The NFL is behaving like the Oakland Raiders of the Al Davis/John Madden era. Rather than taking what the opposition gives it, the pro football league’s mentality is that it can take what it wants.

The 2022 NFL schedule released on Thursday will make sports fans in Arizona choose between what could be a mildly important divisional game and the Championship 4, the crowning race of the NASCAR Cup Series season.

Once it spotted the conflict, the NFL could have fixed what it had done with a simple change. Naturally, it didn’t.

The NFL schedule release is barely important

Rondale Moore of the Arizona Cardinals carries the ball against Ugo Amadi of the Seattle Seahawks during a Nov. 21, , 2021, NFL game. |  Steph Chambers/Getty Images
Rondale Moore of the Arizona Cardinals carries the ball against Ugo Amadi of the Seattle Seahawks during a Nov. 21, , 2021, NFL game. | Steph Chambers/Getty Images

Thursday was one of the most meaningless “big” days on the sports calendar: the release of the NFL schedule. It allows some fans to start planning a trip to follow their favorite team to a road game. It allows others to pick a date for the annual family picnic that avoids when the local team is playing.

But as far as drama goes, there is none since teams know their upcoming opponents a day after the previous season. The 32 franchises play divisional rivals twice annually to account for six games. Eight more games against a division from each conference come from a set rotation. The final standings determine the three remaining games against teams finishing in the same place in their respective divisions.

Really, the only aspects passing as “suspenseful” are the revelations of the eight or nine home dates per team and the assignments of primetime games on Sunday, Monday, and Thursday nights.

Of the 272 regular-season games disclosed on Thursday, one might have grabbed the attention of NASCAR fans: The Arizona Cardinals hosting the Seattle Seahawks on Nov. 6.

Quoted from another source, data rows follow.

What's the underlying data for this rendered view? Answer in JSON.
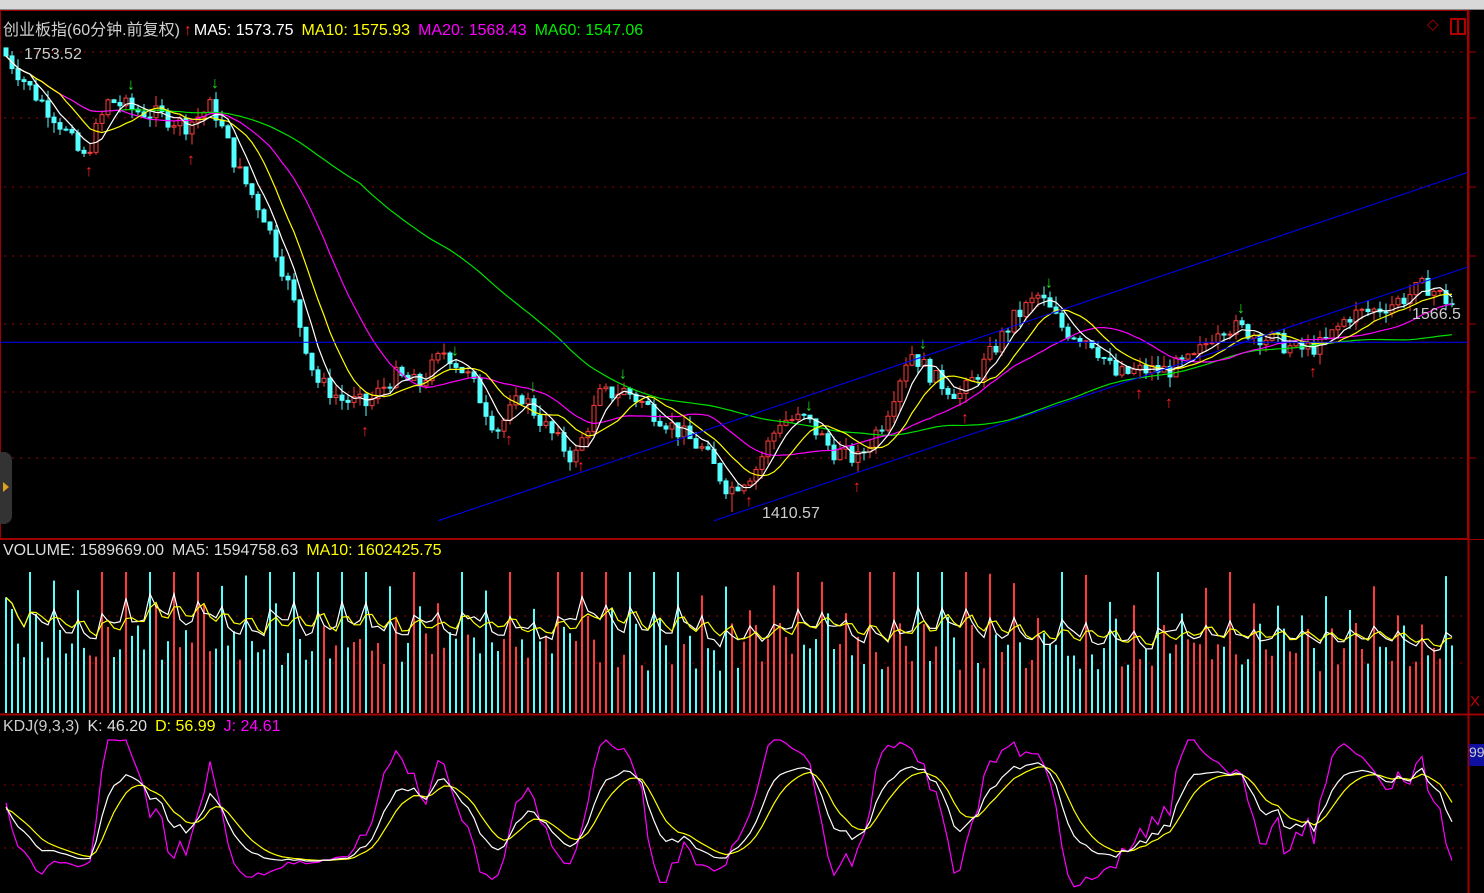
{
  "header": {
    "title": "创业板指(60分钟.前复权)",
    "arrow_icon": "red-up-arrow-icon",
    "ma5": "MA5: 1573.75",
    "ma10": "MA10: 1575.93",
    "ma20": "MA20: 1568.43",
    "ma60": "MA60: 1547.06"
  },
  "price_panel": {
    "high_label": "1753.52",
    "low_label": "1410.57",
    "last_label": "1566.5"
  },
  "volume_panel": {
    "volume": "VOLUME: 1589669.00",
    "ma5": "MA5: 1594758.63",
    "ma10": "MA10: 1602425.75"
  },
  "kdj_panel": {
    "name": "KDJ(9,3,3)",
    "k": "K: 46.20",
    "d": "D: 56.99",
    "j": "J: 24.61",
    "axis_badge": "99"
  },
  "colors": {
    "up": "#ff3c3c",
    "down": "#54ffff",
    "ma5": "#ffffff",
    "ma10": "#ffff00",
    "ma20": "#ff00ff",
    "ma60": "#00e000",
    "trendline": "#0000ff",
    "grid": "#a00000"
  },
  "chart_data": {
    "type": "candlestick",
    "interval": "60 minutes",
    "price_range": [
      1410.57,
      1753.52
    ],
    "close_path": [
      1753,
      1727,
      1705,
      1675,
      1720,
      1712,
      1708,
      1701,
      1716,
      1667,
      1633,
      1577,
      1510,
      1495,
      1491,
      1513,
      1506,
      1532,
      1510,
      1472,
      1498,
      1472,
      1450,
      1498,
      1502,
      1487,
      1472,
      1457,
      1427,
      1442,
      1480,
      1480,
      1457,
      1450,
      1480,
      1532,
      1510,
      1498,
      1525,
      1555,
      1573,
      1547,
      1540,
      1513,
      1517,
      1517,
      1525,
      1551,
      1547,
      1540,
      1532,
      1536,
      1558,
      1562,
      1570,
      1581,
      1566.5
    ],
    "horizontal_line": 1538,
    "trendlines": [
      {
        "from": [
          72,
          1404
        ],
        "to": [
          244,
          1666
        ]
      },
      {
        "from": [
          118,
          1404
        ],
        "to": [
          244,
          1595
        ]
      }
    ],
    "indicators": [
      "MA5",
      "MA10",
      "MA20",
      "MA60",
      "VOLUME",
      "KDJ(9,3,3)"
    ]
  }
}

The NFL goes head-to-head with NASCAR’s Championship 4

As NFC West rivals, the Arizona Cardinals and Seattle Seahawks play each other twice each NFL regular season. This fall’s games will be Oct. 16 in Seattle and Nov. 6 in Phoenix, and it’s the latter that NASCAR fans may have noticed already.

The NASCAR Cup Series Championship 4 is scheduled for the same day in nearby Avondale. The race starts at approximately 3 p.m. ET, and the NFL game kicks off an hour later. Fans of both sports must choose one or the other. The dilemma is particularly tough on those with season tickets for the Cardinals. Attending the race means giving up those tickets for a home game.

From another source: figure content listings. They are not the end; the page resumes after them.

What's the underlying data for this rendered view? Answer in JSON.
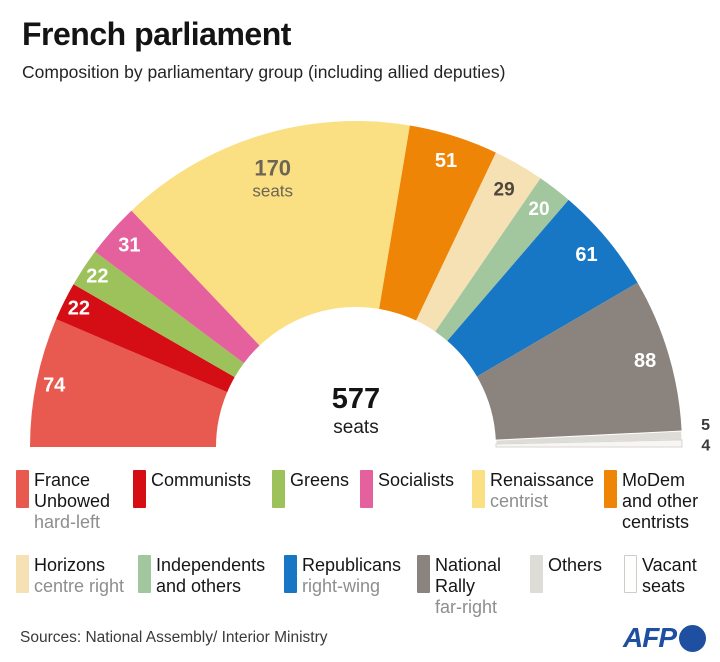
{
  "header": {
    "title": "French parliament",
    "subtitle": "Composition by parliamentary group (including allied deputies)"
  },
  "chart_data": {
    "type": "half-donut",
    "title": "French parliament",
    "total_seats": 577,
    "center_label": {
      "number": "577",
      "unit": "seats"
    },
    "segments": [
      {
        "name": "France Unbowed",
        "value": 74,
        "color": "#E85A4F",
        "label_color": "#FFFFFF"
      },
      {
        "name": "Communists",
        "value": 22,
        "color": "#D40E14",
        "label_color": "#FFFFFF"
      },
      {
        "name": "Greens",
        "value": 22,
        "color": "#9EC25B",
        "label_color": "#FFFFFF"
      },
      {
        "name": "Socialists",
        "value": 31,
        "color": "#E4619D",
        "label_color": "#FFFFFF"
      },
      {
        "name": "Renaissance",
        "value": 170,
        "color": "#FAE083",
        "label_color": "#6C6455",
        "label_suffix": "seats"
      },
      {
        "name": "MoDem and other centrists",
        "value": 51,
        "color": "#EE8506",
        "label_color": "#FFFFFF"
      },
      {
        "name": "Horizons",
        "value": 29,
        "color": "#F6E1B4",
        "label_color": "#4C463C"
      },
      {
        "name": "Independents and others",
        "value": 20,
        "color": "#A2C79F",
        "label_color": "#FFFFFF"
      },
      {
        "name": "Republicans",
        "value": 61,
        "color": "#1877C4",
        "label_color": "#FFFFFF"
      },
      {
        "name": "National Rally",
        "value": 88,
        "color": "#8B837D",
        "label_color": "#FFFFFF"
      },
      {
        "name": "Others",
        "value": 5,
        "color": "#DEDCD7",
        "stroke": "#FFFFFF",
        "label_color": "#3A3A3A",
        "label_outside": true
      },
      {
        "name": "Vacant seats",
        "value": 4,
        "color": "#F7F6F4",
        "stroke": "#D8D6D1",
        "label_color": "#3A3A3A",
        "label_outside": true
      }
    ]
  },
  "legend": {
    "rows": [
      [
        {
          "name": "France Unbowed",
          "descriptor": "hard-left",
          "color": "#E85A4F"
        },
        {
          "name": "Communists",
          "descriptor": "",
          "color": "#D40E14"
        },
        {
          "name": "Greens",
          "descriptor": "",
          "color": "#9EC25B"
        },
        {
          "name": "Socialists",
          "descriptor": "",
          "color": "#E4619D"
        },
        {
          "name": "Renaissance",
          "descriptor": "centrist",
          "color": "#FAE083"
        },
        {
          "name": "MoDem and other centrists",
          "descriptor": "",
          "color": "#EE8506"
        }
      ],
      [
        {
          "name": "Horizons",
          "descriptor": "centre right",
          "color": "#F6E1B4"
        },
        {
          "name": "Independents and others",
          "descriptor": "",
          "color": "#A2C79F"
        },
        {
          "name": "Republicans",
          "descriptor": "right-wing",
          "color": "#1877C4"
        },
        {
          "name": "National Rally",
          "descriptor": "far-right",
          "color": "#8B837D"
        },
        {
          "name": "Others",
          "descriptor": "",
          "color": "#DEDCD7"
        },
        {
          "name": "Vacant seats",
          "descriptor": "",
          "color": "#FFFFFF",
          "border": "#CFCDC8"
        }
      ]
    ]
  },
  "footer": {
    "sources": "Sources: National Assembly/ Interior Ministry",
    "logo_text": "AFP",
    "logo_color": "#1E4FA1"
  }
}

It would have required minor juggling, but the NFL could have avoided the head-to-head conflict with 15 seconds of schedule juggling.

Merely flipping the home dates for the two Seahawks-Cardinals games would pose an issue by giving Arizona three straight home games beginning Oct. 9 and then four in a row on the road (the last of which is in Mexico City) beginning Oct. 30. It would also give Arizona four consecutive road games followed by four straight (wrapped around a bye) at home.

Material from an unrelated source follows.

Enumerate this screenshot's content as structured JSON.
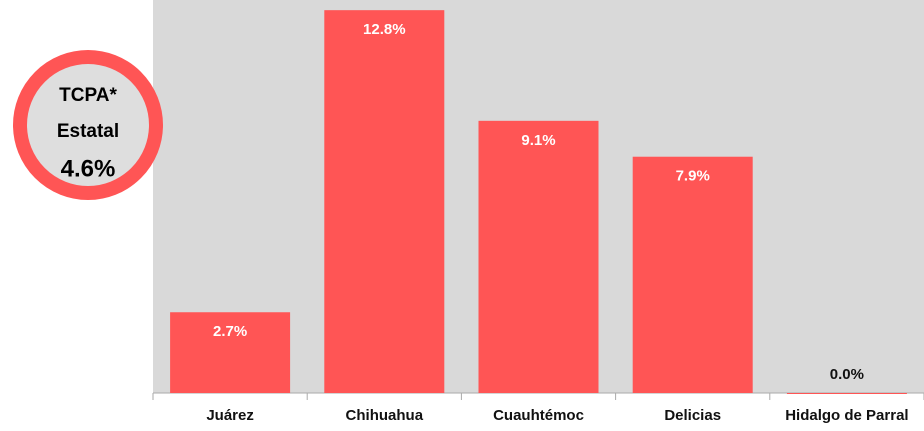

Three straight home games aren’t an issue in the NFL’s eyes, but the league goes to great lengths to avoid that many in a row on the road, and four is really a no-no because of concerns about competitive disadvantages.

The simple NFL schedule fix to accommodate the NASCAR Championship 4

Rather than juggling the home dates of the Arizona Cardinals and Seattle Seahawks, the NFL could have made one easy move to avoid clashing with the NASCAR Championship 4 in the Phoenix market.

The Monday Night Football game in Week 9 of the NFL schedule pairs the Baltimore Ravens with the New Orleans Saints, which doesn’t look any more compelling six months ahead of time than the Cardinals vs. the Seahawks. Flipping the two games would be a no-harm, no-foul solution.

Pro football is the American sports world’s 800-pound gorilla, and NASCAR has started moving out of its way by pushing the Daytona 500 back a week to avoid going up against the Super Bowl. With a chance at respectful reciprocity, the NFL office either missed the obvious scheduling conflict with NASCAR (and the easy fix) or saw it and didn’t care.

Either way, it creates an unnecessary inconvenience for some sports fans in Arizona as well as media outlets that will be stretched thin covering two big events on the same day.